Koestler Trust kümmert sich mit einem breiten Ansatz um Gefangene: Nicht nur fördert und verkauft die Galerie Bilder und kunstvolle Postkarten, die von Insassinnen und Entlassenen gemacht werden, sie fördert auch Talente mit Workshops und spezifischen Ausstellungen. Bekannte Künstler geben Häftlingen direktes Feedback zu ihrer Kunst, damit sie sich auf professioneller Ebene weiterentwickeln können.
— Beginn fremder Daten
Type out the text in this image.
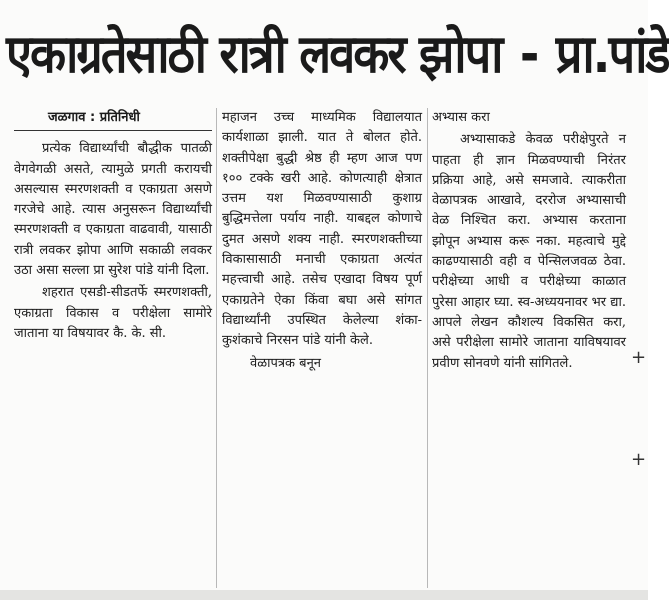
एकाग्रतेसाठी रात्री लवकर झोपा - प्रा.पांडे

जळगाव : प्रतिनिधी

प्रत्येक विद्यार्थ्यांची बौद्धीक पातळी वेगवेगळी असते, त्यामुळे प्रगती करायची असल्यास स्मरणशक्ती व एकाग्रता असणे गरजेचे आहे. त्यास अनुसरून विद्यार्थ्यांची स्मरणशक्ती व एकाग्रता वाढवावी, यासाठी रात्री लवकर झोपा आणि सकाळी लवकर उठा असा सल्ला प्रा सुरेश पांडे यांनी दिला.

शहरात एसडी-सीडतर्फे स्मरणशक्ती, एकाग्रता विकास व परीक्षेला सामोरे जाताना या विषयावर कै. के. सी.

महाजन उच्च माध्यमिक विद्यालयात कार्यशाळा झाली. यात ते बोलत होते. शक्तीपेक्षा बुद्धी श्रेष्ठ ही म्हण आज पण १०० टक्के खरी आहे. कोणत्याही क्षेत्रात उत्तम यश मिळवण्यासाठी कुशाग्र बुद्धिमत्तेला पर्याय नाही. याबद्दल कोणाचे दुमत असणे शक्य नाही. स्मरणशक्तीच्या विकासासाठी मनाची एकाग्रता अत्यंत महत्त्वाची आहे. तसेच एखादा विषय पूर्ण एकाग्रतेने ऐका किंवा बघा असे सांगत विद्यार्थ्यांनी उपस्थित केलेल्या शंका-कुशंकाचे निरसन पांडे यांनी केले.

वेळापत्रक बनून

अभ्यास करा

अभ्यासाकडे केवळ परीक्षेपुरते न पाहता ही ज्ञान मिळवण्याची निरंतर प्रक्रिया आहे, असे समजावे. त्याकरीता वेळापत्रक आखावे, दररोज अभ्यासाची वेळ निश्चित करा. अभ्यास करताना झोपून अभ्यास करू नका. महत्वाचे मुद्दे काढण्यासाठी वही व पेन्सिलजवळ ठेवा. परीक्षेच्या आधी व परीक्षेच्या काळात पुरेसा आहार घ्या. स्व-अध्ययनावर भर द्या. आपले लेखन कौशल्य विकसित करा, असे परीक्षेला सामोरे जाताना याविषयावर प्रवीण सोनवणे यांनी सांगितले.	+
+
Ebenso betreibt Koestler Trust mit Events Aufklärungsarbeit und schafft Verständnis für die Insassinnen.
3.
Ein Restaurant in einem Gefängnis mit besten Trip-Advisor-Bewertungen? Das gibt es tatsächlich, und zwar in der Nähe von Mailand. Im Gefängnis Bollate wurde 2004 die Idee geboren. Auch hier steckt ein soziales Businessmodell dahinter, das sich mehr als rentiert: sowohl für die Gefangenen, die im Service und in der Küche eine Ausbildung absolvieren können, als auch für die Gäste, die Vorurteile abbauen und ein feines Essen geniessen. Zudem lohnt sich das Modell auch finanziell für den Betrieb und die Mitarbeiter.
4.
Auch der Schweizer Justizvollzug fördert die Wiedereingliederung in den Arbeitsalltag von Häftlingen im offenen Vollzug mit der Herstellung und dem Verkauf handgemachter Produkte. Die Haftanstalt Pöschwies hat eine Fülle verschiedener Produkte im Angebot: ob Pflanzen oder Gemüsesetzlinge, hübsches Kinderspielzeug und Holzschaukeln oder gleich ein massives Bett mit Nachtisch. Im Hofladen in Regensdorf können die Produkte erworben werden.